Nathanaël Mbuku, de bourreau à héros ?
Prêté par Augsbourg jusqu’à la fin de la saison, l’ailier de 23 ans a retrouvé cet été un Stade de La Mosson dans lequel il a inscrit le plus beau but de sa carrière…. Avec l’espoir d’en marquer beaucoup d’autres, mais du bon côté cette fois
C’est bien connu, le foot aime les histoires originales. Parmi ces scénarios aussi atypiques que bien connus, il y a bien évidemment ce joueur qui a brillé contre un club avant d’y signer quelques mois plus tard. Ce fut le cas, pêle-mêle pour Sonny Anderson – auteur d’un doublé avec l’OM face à Monaco en janvier 1994 alors qu’il était quasi inconnu du grand public avant de rejoindre le club de la Principauté 6 mois plus tard – de Franck Ribéry (qui, sous le maillot messin, avait mis l’OM à ses pieds un soir d’août 2004 avant de signer sur la Canebière par la suite), ou bien encore du regretté Christophe Revault, multipliant les arrêts époustouflants au Parc des Princes le 14 avril 1993 et dont le PSG a fait le successeur de Bernard Lama durant l’été 1997.

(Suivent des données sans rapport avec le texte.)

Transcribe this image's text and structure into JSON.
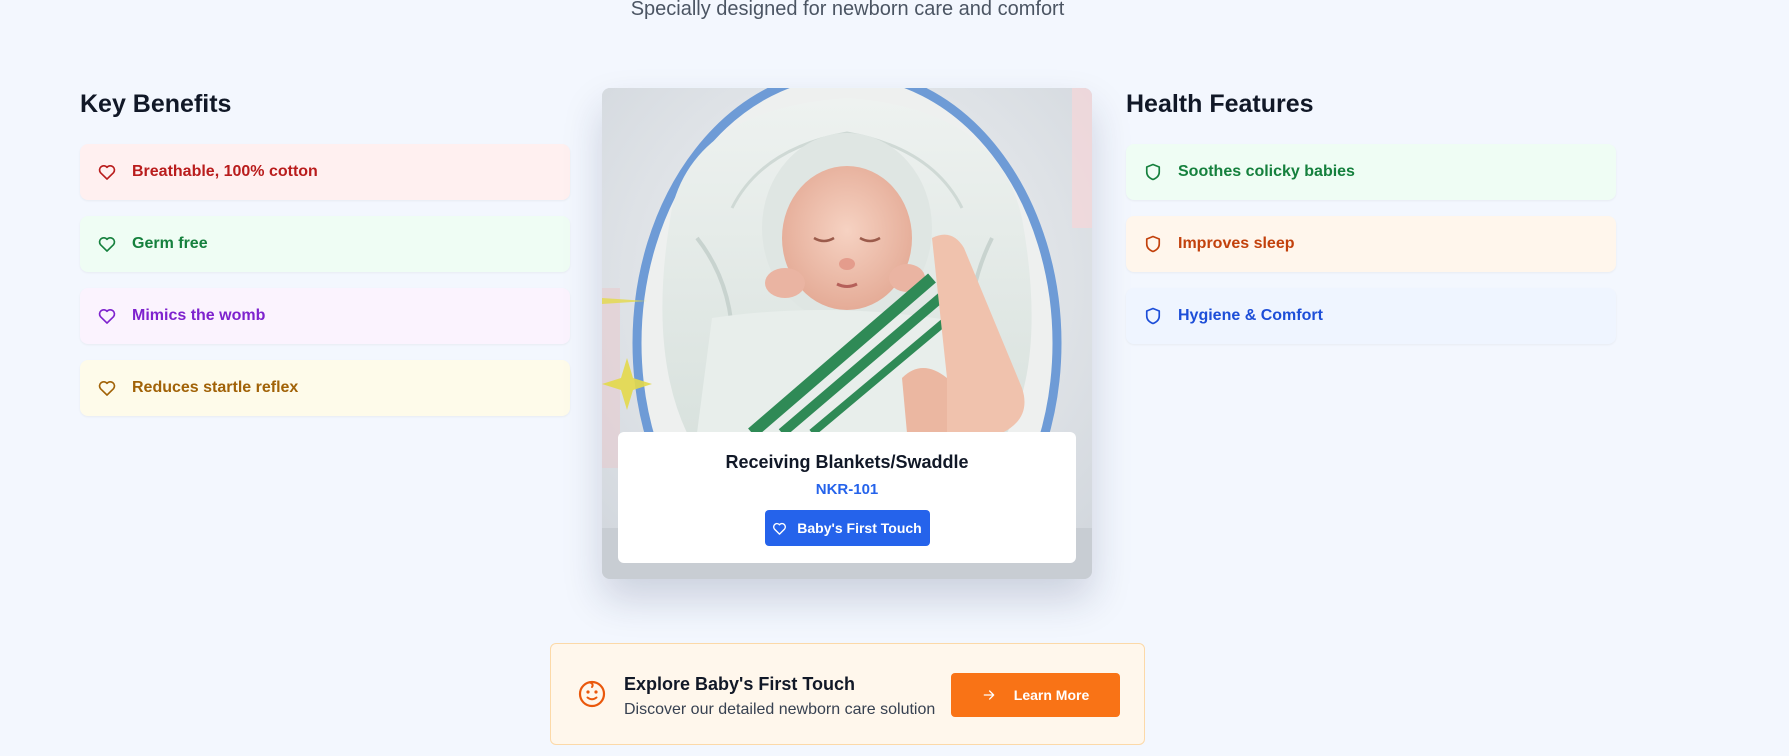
{
  "header": {
    "subtitle": "Specially designed for newborn care and comfort"
  },
  "benefits": {
    "title": "Key Benefits",
    "icon": "heart-icon",
    "items": [
      {
        "label": "Breathable, 100% cotton",
        "color": "#b91c1c",
        "bg": "#fff0f0"
      },
      {
        "label": "Germ free",
        "color": "#15803d",
        "bg": "#effdf4"
      },
      {
        "label": "Mimics the womb",
        "color": "#7e22ce",
        "bg": "#fbf3fe"
      },
      {
        "label": "Reduces startle reflex",
        "color": "#a16207",
        "bg": "#fefbea"
      }
    ]
  },
  "health": {
    "title": "Health Features",
    "icon": "shield-icon",
    "items": [
      {
        "label": "Soothes colicky babies",
        "color": "#15803d",
        "bg": "#effdf4"
      },
      {
        "label": "Improves sleep",
        "color": "#c2410c",
        "bg": "#fff6ec"
      },
      {
        "label": "Hygiene & Comfort",
        "color": "#1d4ed8",
        "bg": "#eff5ff"
      }
    ]
  },
  "product": {
    "name": "Receiving Blankets/Swaddle",
    "code": "NKR-101",
    "button_label": "Baby's First Touch",
    "button_icon": "heart-icon",
    "image": "swaddled-newborn-illustration"
  },
  "cta": {
    "icon": "baby-face-icon",
    "title": "Explore Baby's First Touch",
    "subtitle": "Discover our detailed newborn care solution",
    "button_label": "Learn More",
    "button_icon": "arrow-right-icon"
  },
  "colors": {
    "accent_blue": "#2563eb",
    "accent_orange": "#f97316",
    "page_bg": "#f3f7fe"
  }
}
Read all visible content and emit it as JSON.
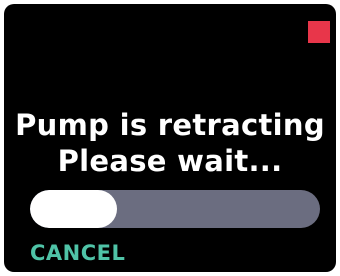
{
  "status_indicator": {
    "color": "#e8364a"
  },
  "message": {
    "line1": "Pump is retracting",
    "line2": "Please wait..."
  },
  "progress": {
    "fraction": 0.3,
    "fill_color": "#ffffff",
    "track_color": "#6b6d80"
  },
  "cancel_button": {
    "label": "CANCEL",
    "color": "#4fc3a7"
  }
}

Je suis quelqu’un de très réservé. J’ai besoin de bien connaître les gens pour me livrer et montrer qui je suis (…) Toute cette énergie que je retiens parfois dans la vie, je l’exprime et elle se reflète sur le terrain. J’ai ressenti ça dès mes premiers entraînements quand j’étais gamin
Pour Nathanaël Mbuku, le synopsis est un peu similaire. Ce 25 octobre 2020, il avait inscrit le plus beau but de sa carrière pro d’un magnifique retourné acrobatique dans un stade de La Mosson désespérément vide en cette période covid et attristé par un succès de Reims en terre héraultaise (0-4). « C’était mon deuxième ou troisième match de la saison en tant que titulaire », se souvient Nathanaël. « Je n’ai pas réfléchi. J’ai vu le ballon en l’air et je me suis dit que j’allais tenter. C’était clairement de l’instinct, de l’insouciance. »

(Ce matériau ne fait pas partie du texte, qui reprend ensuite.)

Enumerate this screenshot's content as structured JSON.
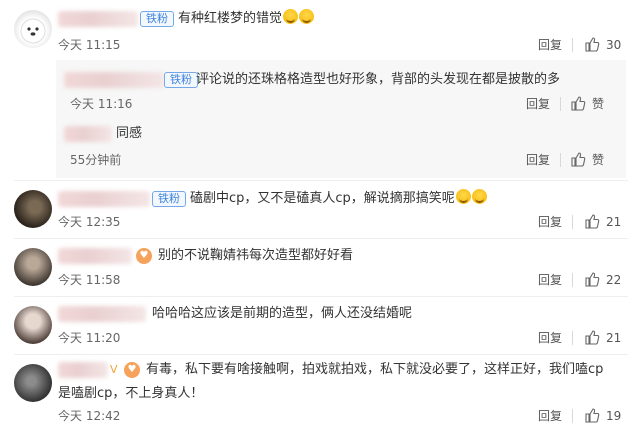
{
  "comments": [
    {
      "badge": "铁粉",
      "text": "有种红楼梦的错觉",
      "time": "今天 11:15",
      "reply": "回复",
      "likes": "30",
      "replies": [
        {
          "badge": "铁粉",
          "text": "评论说的还珠格格造型也好形象，背部的头发现在都是披散的多",
          "time": "今天 11:16",
          "reply": "回复",
          "likes": "赞"
        },
        {
          "text": "同感",
          "time": "55分钟前",
          "reply": "回复",
          "likes": "赞"
        }
      ]
    },
    {
      "badge": "铁粉",
      "text": "磕剧中cp，又不是磕真人cp，解说摘那搞笑呢",
      "time": "今天 12:35",
      "reply": "回复",
      "likes": "21"
    },
    {
      "text": "别的不说鞠婧祎每次造型都好好看",
      "time": "今天 11:58",
      "reply": "回复",
      "likes": "22"
    },
    {
      "text": "哈哈哈这应该是前期的造型，俩人还没结婚呢",
      "time": "今天 11:20",
      "reply": "回复",
      "likes": "21"
    },
    {
      "text_line1": "有毒，私下要有啥接触啊，拍戏就拍戏，私下就没必要了，这样正好，我们嗑cp",
      "text_line2": "是嗑剧cp，不上身真人！",
      "time": "今天 12:42",
      "reply": "回复",
      "likes": "19"
    }
  ],
  "icons": {
    "like": "thumbs-up-icon",
    "heart_badge": "heart-badge-icon",
    "emoji": "laughing-emoji-icon"
  }
}
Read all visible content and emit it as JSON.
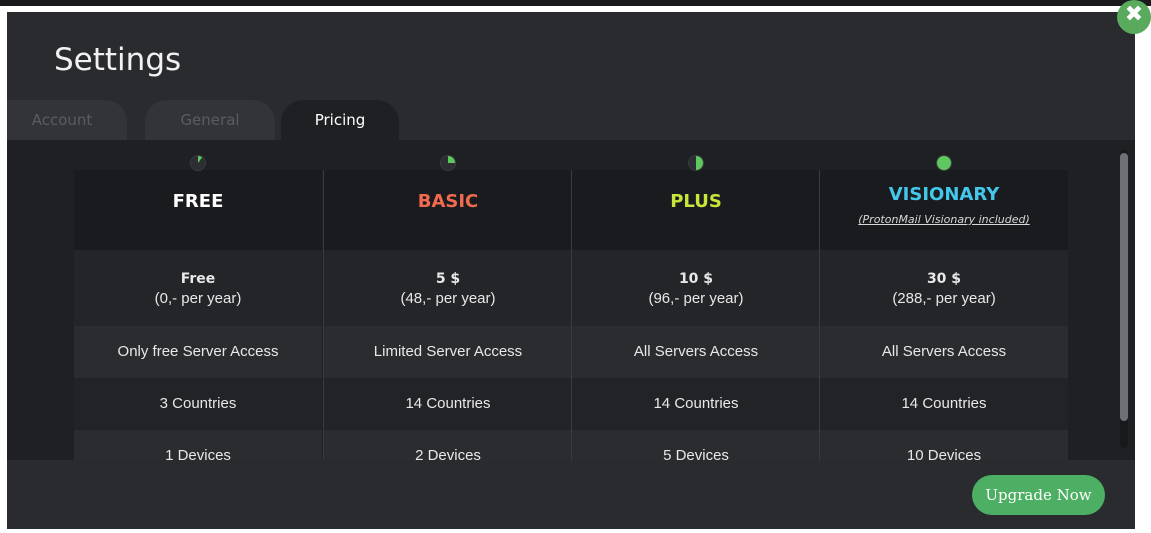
{
  "dialog": {
    "title": "Settings",
    "close_symbol": "✖"
  },
  "tabs": [
    {
      "label": "Account",
      "active": false
    },
    {
      "label": "General",
      "active": false
    },
    {
      "label": "Pricing",
      "active": true
    }
  ],
  "plans": [
    {
      "name": "FREE",
      "name_color": "#ffffff",
      "indicator_fill": 0.1,
      "price": "Free",
      "price_sub": "(0,- per year)",
      "server_access": "Only free Server Access",
      "countries": "3 Countries",
      "devices": "1 Devices"
    },
    {
      "name": "BASIC",
      "name_color": "#ef6a4f",
      "indicator_fill": 0.25,
      "price": "5 $",
      "price_sub": "(48,- per year)",
      "server_access": "Limited Server Access",
      "countries": "14 Countries",
      "devices": "2 Devices"
    },
    {
      "name": "PLUS",
      "name_color": "#c6e63a",
      "indicator_fill": 0.5,
      "price": "10 $",
      "price_sub": "(96,- per year)",
      "server_access": "All Servers Access",
      "countries": "14 Countries",
      "devices": "5 Devices"
    },
    {
      "name": "VISIONARY",
      "name_color": "#43c8ec",
      "note": "(ProtonMail Visionary included)",
      "indicator_fill": 1.0,
      "price": "30 $",
      "price_sub": "(288,- per year)",
      "server_access": "All Servers Access",
      "countries": "14 Countries",
      "devices": "10 Devices"
    }
  ],
  "footer": {
    "upgrade_label": "Upgrade Now"
  },
  "colors": {
    "accent_green": "#4caf63",
    "indicator_green": "#5fc95f"
  },
  "icons": {
    "close": "close-icon",
    "plan_indicator": "pie-indicator-icon"
  }
}
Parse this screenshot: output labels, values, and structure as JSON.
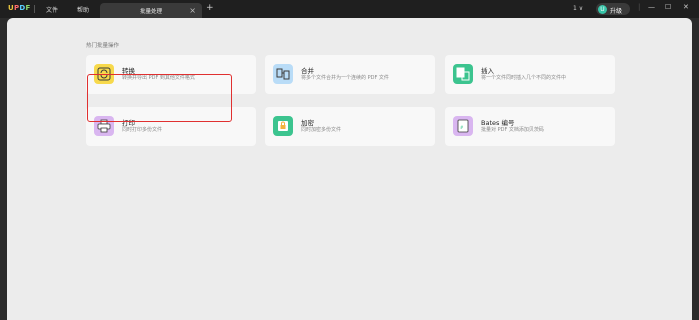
{
  "app": {
    "logo": [
      "U",
      "P",
      "D",
      "F"
    ]
  },
  "menu": {
    "file": "文件",
    "help": "帮助"
  },
  "tabs": [
    {
      "label": "批量处理",
      "close": "×"
    }
  ],
  "new_tab": "+",
  "toolbar": {
    "page_indicator": "1 ∨",
    "upgrade_label": "升级",
    "avatar_letter": "U"
  },
  "window_controls": {
    "separator": "|",
    "minimize": "—",
    "maximize": "☐",
    "close": "✕"
  },
  "main": {
    "section_title": "热门批量操作",
    "cards": [
      {
        "name": "转换",
        "desc": "转换并导出 PDF 到其他文件格式",
        "icon": "convert-icon",
        "color": "#f7d94c"
      },
      {
        "name": "合并",
        "desc": "将多个文件合并为一个连续的 PDF 文件",
        "icon": "merge-icon",
        "color": "#b9dcf7"
      },
      {
        "name": "插入",
        "desc": "将一个文件同时插入几个不同的文件中",
        "icon": "insert-icon",
        "color": "#3cc48f"
      },
      {
        "name": "打印",
        "desc": "同时打印多份文件",
        "icon": "print-icon",
        "color": "#d9b6f0"
      },
      {
        "name": "加密",
        "desc": "同时加密多份文件",
        "icon": "lock-icon",
        "color": "#3cc48f"
      },
      {
        "name": "Bates 编号",
        "desc": "批量对 PDF 文档添加贝茨码",
        "icon": "bates-icon",
        "color": "#d9b6f0"
      }
    ]
  }
}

Presque 5 ans plus tard, Nathanaël Mbuku a retrouvé l’antre pailladine cet été, avec cette fois, nous l’espérons toutes et tous, le rôle de l’enchanteur, prêt à faire se lever le public montpelliérain pour célébrer ses buts. Mais ne croyez pas pour autant que les décideurs languedociens se soient décidés à recruter leur nouveau n°7 sur un simple coup d’éclat ; tant son CV a pris de l’épaisseur depuis et que son profil avait tout de la bonne affaire.
Né à Villeneuve-Saint-Georges, dans le 94, c’est dans le club de sa ville natale, celui des Cheminots plus exactement, que Nathanaël Mbuku a tapé ses premiers ballons. Quand il évoque cette période, ses yeux s’illuminent et la passion qui transpire de chacune de ses paroles, tranche avec son timbre de voix qui trahit, d’ordinaire, une certaine timidité. « Je suis quelqu’un de très réservé. J’ai besoin de bien connaître les gens pour me livrer et montrer qui je suis », explique-t-il. « Toute cette énergie que je retiens parfois dans la vie, je l’exprime et elle se reflète sur le terrain. J’ai ressenti ça dès mes premiers entraînements quand j’étais gamin. J’ai tout de suite su que le foot était ma passion et que j’allais kiffer », raconte-t-il avec émotion. « Être pro, j’en rêvais depuis petit, depuis que je regarde le foot à la télé et ces joueurs qui me donnaient ces émotions comme Zidane ou Messi. Alors, je me suis dit, qu’à mon niveau bien sûr, je voulais moi aussi procurer des émotions et vivre de ma passion. »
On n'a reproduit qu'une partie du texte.